Session: Issues in Healthcare Work and Exploitation
Research Participants as Workers: Solutions to Medical Exploitation
Thursday, September 19, 2024
4:30 PM – 5:30 PM CT
Location: Midway 6 (First Floor)
Abstract: The world of bioethics is riddled with cases featuring the problem of exploitation. Phase 1 research participants are exploited because as they are often formerly incarcerated and cannot find labor elsewhere. Gestational surrogates are exploited when they are used merely as a conduit to reproduce someone else’s child, and treated as such. And, finally, plasma donors are exploited insofar as they are not paid fairly for their plasma ($50 in a $50 billion industry).
In my paper, I argue that the definitions and applications of three prominent formulations of exploitation (vulnerability, instrumentalization, and unfairness) and are each insufficient to fully encapsulate the wrongs and harms we worry about in the ethics of exploitative medicine. To resolve these insufficiencies, I offer a fourth formulation, drawn from the world of political philosophy of Karl Marx, of exploitation as the extraction of surplus labor. This allows us to more fully explore the rights and justice-based demands of research participants and patients on the medical system.

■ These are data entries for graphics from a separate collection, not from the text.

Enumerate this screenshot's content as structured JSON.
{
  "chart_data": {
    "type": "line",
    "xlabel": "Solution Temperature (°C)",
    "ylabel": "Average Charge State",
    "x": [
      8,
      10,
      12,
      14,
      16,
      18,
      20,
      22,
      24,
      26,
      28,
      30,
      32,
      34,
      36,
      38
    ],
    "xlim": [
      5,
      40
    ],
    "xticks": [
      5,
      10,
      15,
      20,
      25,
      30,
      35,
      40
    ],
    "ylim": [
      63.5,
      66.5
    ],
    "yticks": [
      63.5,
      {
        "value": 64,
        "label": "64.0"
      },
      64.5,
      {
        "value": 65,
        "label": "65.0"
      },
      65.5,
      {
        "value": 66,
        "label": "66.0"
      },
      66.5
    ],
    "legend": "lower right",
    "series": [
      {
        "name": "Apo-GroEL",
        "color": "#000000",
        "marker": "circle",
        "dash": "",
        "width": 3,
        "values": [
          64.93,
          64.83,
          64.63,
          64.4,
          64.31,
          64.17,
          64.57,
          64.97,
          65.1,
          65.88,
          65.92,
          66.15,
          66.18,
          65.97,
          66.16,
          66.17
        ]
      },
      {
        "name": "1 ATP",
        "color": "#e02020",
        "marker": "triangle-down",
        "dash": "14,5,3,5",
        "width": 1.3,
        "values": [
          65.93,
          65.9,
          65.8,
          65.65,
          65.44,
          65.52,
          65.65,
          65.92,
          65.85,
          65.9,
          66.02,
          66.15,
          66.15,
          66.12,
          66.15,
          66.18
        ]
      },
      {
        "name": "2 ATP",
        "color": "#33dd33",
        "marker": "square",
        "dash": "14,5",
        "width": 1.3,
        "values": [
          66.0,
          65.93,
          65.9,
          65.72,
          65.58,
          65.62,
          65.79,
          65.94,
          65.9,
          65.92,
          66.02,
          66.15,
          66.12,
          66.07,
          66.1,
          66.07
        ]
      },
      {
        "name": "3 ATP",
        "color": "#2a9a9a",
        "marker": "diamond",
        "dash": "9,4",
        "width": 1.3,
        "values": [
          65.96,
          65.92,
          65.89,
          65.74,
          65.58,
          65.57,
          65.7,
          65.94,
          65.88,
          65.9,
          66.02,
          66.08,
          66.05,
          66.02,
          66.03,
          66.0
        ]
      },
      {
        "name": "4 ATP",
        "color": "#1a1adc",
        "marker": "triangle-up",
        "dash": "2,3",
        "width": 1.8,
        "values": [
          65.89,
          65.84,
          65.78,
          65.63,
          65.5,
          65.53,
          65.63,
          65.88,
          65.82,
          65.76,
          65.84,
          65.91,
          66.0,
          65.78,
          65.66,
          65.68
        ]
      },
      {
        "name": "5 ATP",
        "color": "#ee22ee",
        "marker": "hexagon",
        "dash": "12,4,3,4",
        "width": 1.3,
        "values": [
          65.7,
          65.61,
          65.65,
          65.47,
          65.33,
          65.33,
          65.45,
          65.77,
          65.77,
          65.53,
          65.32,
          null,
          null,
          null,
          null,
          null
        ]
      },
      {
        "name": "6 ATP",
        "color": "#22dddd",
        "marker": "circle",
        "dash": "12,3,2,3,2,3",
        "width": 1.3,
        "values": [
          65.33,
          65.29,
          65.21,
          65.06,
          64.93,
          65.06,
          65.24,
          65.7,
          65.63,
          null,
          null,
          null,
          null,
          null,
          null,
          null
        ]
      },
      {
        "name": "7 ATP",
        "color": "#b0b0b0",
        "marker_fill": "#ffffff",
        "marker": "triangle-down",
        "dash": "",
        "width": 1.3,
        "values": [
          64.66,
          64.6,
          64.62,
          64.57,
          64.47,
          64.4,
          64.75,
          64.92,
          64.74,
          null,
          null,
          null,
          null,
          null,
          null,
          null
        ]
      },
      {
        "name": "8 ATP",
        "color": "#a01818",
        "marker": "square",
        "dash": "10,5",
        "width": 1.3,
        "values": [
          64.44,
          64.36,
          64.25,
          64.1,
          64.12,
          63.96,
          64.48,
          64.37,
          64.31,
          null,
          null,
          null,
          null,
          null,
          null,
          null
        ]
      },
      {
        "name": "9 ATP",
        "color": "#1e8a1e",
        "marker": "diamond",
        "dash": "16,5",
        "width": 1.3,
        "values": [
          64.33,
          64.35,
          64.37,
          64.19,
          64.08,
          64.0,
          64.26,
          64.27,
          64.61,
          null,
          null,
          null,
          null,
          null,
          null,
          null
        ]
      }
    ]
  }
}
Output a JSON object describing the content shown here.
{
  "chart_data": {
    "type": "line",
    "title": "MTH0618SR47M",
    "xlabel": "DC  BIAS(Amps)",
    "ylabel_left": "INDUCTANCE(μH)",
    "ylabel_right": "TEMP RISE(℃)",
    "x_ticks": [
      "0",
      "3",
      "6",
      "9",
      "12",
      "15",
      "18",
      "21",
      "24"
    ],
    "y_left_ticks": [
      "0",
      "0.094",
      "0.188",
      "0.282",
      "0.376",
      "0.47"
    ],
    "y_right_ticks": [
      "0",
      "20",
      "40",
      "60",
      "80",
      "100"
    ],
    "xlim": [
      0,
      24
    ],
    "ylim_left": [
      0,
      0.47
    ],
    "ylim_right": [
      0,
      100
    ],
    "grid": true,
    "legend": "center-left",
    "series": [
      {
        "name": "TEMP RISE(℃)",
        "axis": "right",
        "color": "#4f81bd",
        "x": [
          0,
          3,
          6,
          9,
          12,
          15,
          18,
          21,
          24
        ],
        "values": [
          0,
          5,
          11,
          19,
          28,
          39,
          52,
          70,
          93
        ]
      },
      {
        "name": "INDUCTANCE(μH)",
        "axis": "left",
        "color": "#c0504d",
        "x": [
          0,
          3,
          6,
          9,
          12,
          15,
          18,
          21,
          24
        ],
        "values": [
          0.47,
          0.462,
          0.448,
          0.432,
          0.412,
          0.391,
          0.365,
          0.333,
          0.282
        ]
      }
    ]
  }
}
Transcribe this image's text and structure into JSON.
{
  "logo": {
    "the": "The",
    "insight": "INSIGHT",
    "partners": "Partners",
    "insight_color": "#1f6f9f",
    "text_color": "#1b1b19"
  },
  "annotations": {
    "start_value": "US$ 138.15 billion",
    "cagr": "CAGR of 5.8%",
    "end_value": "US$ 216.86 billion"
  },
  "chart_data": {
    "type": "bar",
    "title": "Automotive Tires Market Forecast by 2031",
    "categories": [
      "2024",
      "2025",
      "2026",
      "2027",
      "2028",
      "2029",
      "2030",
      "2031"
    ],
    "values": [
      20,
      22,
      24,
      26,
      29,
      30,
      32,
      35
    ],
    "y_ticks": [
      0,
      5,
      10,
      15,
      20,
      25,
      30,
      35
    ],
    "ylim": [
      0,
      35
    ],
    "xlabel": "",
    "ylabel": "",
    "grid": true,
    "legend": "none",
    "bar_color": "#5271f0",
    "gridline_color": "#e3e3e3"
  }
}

In so doing, I argue that the exploited are the best knowers and epistemic agents of their own exploitation, and can make demands, often in the form of increased payment and greater access to healthcare benefits, rather than less or banning certain research or behavior, as is often the policy remedy to concerns of exploitation. Similarly, this requires a democratic insight into the need for deliberation and testimony giving amongst those we are most concerned with, rather than proscribing for them top-down policies.
Learning Objectives:
After participating in this conference, attendees should be able to:
Analyze three uses and definitions of exploitation with examples from different cases in medicine.
Examine the usefulness of comparing participation in research and clinical trials to “work” from industries and domains outside of medicine.
Interrogate the applicability of policies that mitigate exploitation such as through unionization, inclusive policy making, and deliberative democratic procedures, and imagine ways this could be applied to medical research.